Question

100 ml of a sample of hard water requires 20 ml of 0.03 N H\textsubscript{2}SO\textsubscript{4} for complete reaction. The hardness of water (density = 1 gm/ml) is:

Answer 1

300 mg/L

Answer 2

Solution:

1. Calculation of equivalents consumed by acid:

   Volume of H\textsubscript{2}SO\textsubscript{4} = 20 mL = 0.02 L

   Normality = 0.03 N

   Equivalents in 100 mL water = 0.02 × 0.03 = 0.0006 eq

2. Extrapolate to 1 L of water:

   Since 100 mL has 0.0006 eq, 1 L has

   0. 0006 × 10 = 0.006 eq

3. Convert equivalents to mg CaCO\textsubscript{3} (using CaCO\textsubscript{3} equivalent weight = 50 mg/meq):

   Hardness = 0.006 eq/L × 1000 mg/eq (because 1 eq of CaCO\textsubscript{3} = 50 g = 50,000 mg divided by 1000 if 50 mg per meq)

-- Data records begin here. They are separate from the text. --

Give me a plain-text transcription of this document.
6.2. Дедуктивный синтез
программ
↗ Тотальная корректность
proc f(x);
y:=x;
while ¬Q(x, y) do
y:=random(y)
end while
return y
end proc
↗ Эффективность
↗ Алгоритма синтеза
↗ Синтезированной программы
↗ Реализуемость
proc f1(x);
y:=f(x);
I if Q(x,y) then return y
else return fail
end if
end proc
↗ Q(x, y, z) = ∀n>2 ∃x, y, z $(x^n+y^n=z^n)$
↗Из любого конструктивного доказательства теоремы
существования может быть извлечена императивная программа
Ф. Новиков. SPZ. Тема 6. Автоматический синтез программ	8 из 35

   Alternatively, in meq: 0.006 eq = 6 meq.

   Hardness (mg CaCO\textsubscript{3}) = 6 meq/L × 50 mg/meq = 300 mg/L

Explanation:

Calculate equivalents of acid used in 100 mL sample, scale to 1 L (multiply by 10) to get 6 meq/L, then multiply by 50 (mg/ meq conversion factor) to determine hardness as 300 mg/L CaCO\textsubscript{3}.